CogitoErgoSometimes · 20/07/2011 12:46

Violent behaviour on our streets affects most people's lives & we like to see the 'violent crime' statistics falling for peace of mind. The police will always prioritise catching violent criminals because it's what we expect them to do. Successfully prosecuting dangerous people like Gilmour and the rest doesn't make a violent policeman's actions any more or less acceptable or phone hacking more or less distasteful.

VivaLeBeaver · 20/07/2011 13:00

I went on a student demo when I was 20 and the most outrageous thing I did was blow a whistle.

Maybe the next student demo some of the yobs may think twice about smashing things up, setting tuff on fire, etc as they will know that there is a good chance they will get a substantial custodial sentence if caught.

Gilmore I believe was also in the group that went into one of the big dept stores, Harvey Nicks??? He stole a leg from a shop mannequin and was involved in criminal damage in the shop as well.

Riveninside · 20/07/2011 13:01

I am puzzling over the judge saying he took into account the fact it was VIPs in the car. Thats awful. I would like it to not matter whether its Charles or my old mum on benefits in the car.

CogitoErgoSometimes · 20/07/2011 13:17

Don't see why you'd be puzzled. Randomly damaging a car is one thing. Deliberately targeting a prominent person is another. If it had been your 'old mum on benefits in the car' would they have even bothered? No.

niceguy2 · 20/07/2011 13:22

I understand what you are saying Riven but the fact is that we do have to place more emphasis on the protection of VIP's, hence the reason they have bodyguards at taxpayers expense. Therefore it's logical that the law should punish perpetrators harder.

I think we also must put into perspective the comparison's between Gilmour & phone hacking. Yes the phone hacking thing is diabolical but there was no violence. And whilst it turns most people's stomach what happened, no-one was physically hurt or could have been.

Gilmour's actions were violent and all done whilst under the influence of drink & drugs. He physically attacked a car carrying the royals. To be honest I'm amazed the police didn't fire a few shots into the crowd. After all, they weren't to know if the mob would stop at just the car or if the aim was to kill their principals.

It's because of the violence I do think it's right that Gilmour serves more time although as a person I'd rather share a beer with him than Goodman or Mulcaire.

ManicMiner · 20/07/2011 13:52

He's a law-breaking piece of scum that needs to be punished.
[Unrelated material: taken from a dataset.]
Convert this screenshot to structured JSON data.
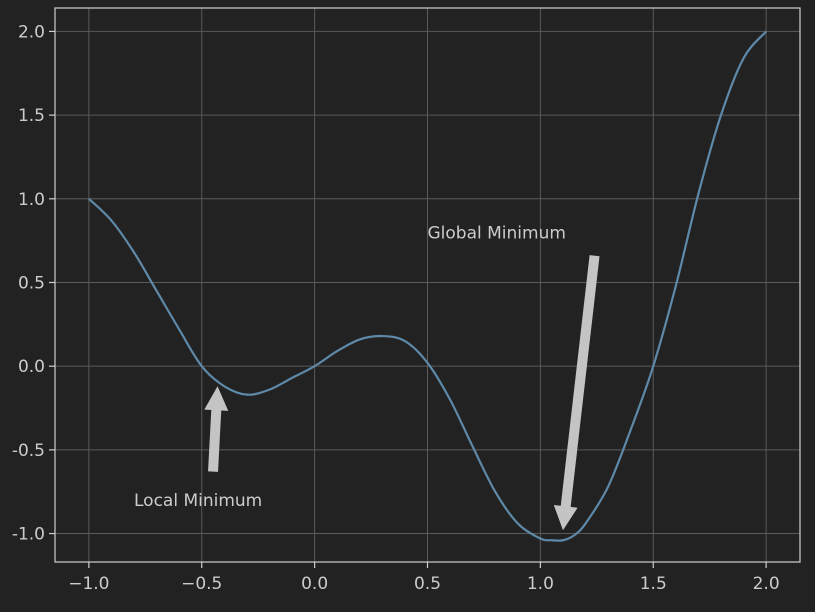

When he comes out he will still have a multi-millionaire dad and not need to have to work for the rest of his life.

sfxmum · 20/07/2011 20:34

''I think we also must put into perspective the comparison's between Gilmour & phone hacking. Yes the phone hacking thing is diabolical but there was no violence. And whilst it turns most people's stomach what happened, no-one was physically hurt or could have been''

well it actually pales in comparison, the corruption and lack of ethics is far more insidious and damaging to a society at large that the actions of a drugged up, over excited spoiled brat imho

2shoes · 20/07/2011 20:58

ManicMiner puts it well. But niceguy says it best(apart from the sharing a beer, you do know you would have to pay don't you)

lawnimp · 20/07/2011 21:00

he will be out in a week

edam · 20/07/2011 21:23

niceguy - have you missed the Screws involvement in a case of murder? They were hacking the cop investigating one of their private detectives who was accused of murder. They have also employed other convicted murderers. They were also, of course, hacking the phones of murder victims and dead servicemen and women. And of course poor Sean Hoare is now dead - probably of addictions encouraged in the course of his work for the Screws. (Of course he bears personal responsibility, but it's surely shared with the commissioning editor who encouraged him to 'party' with celebs to get showbiz news?)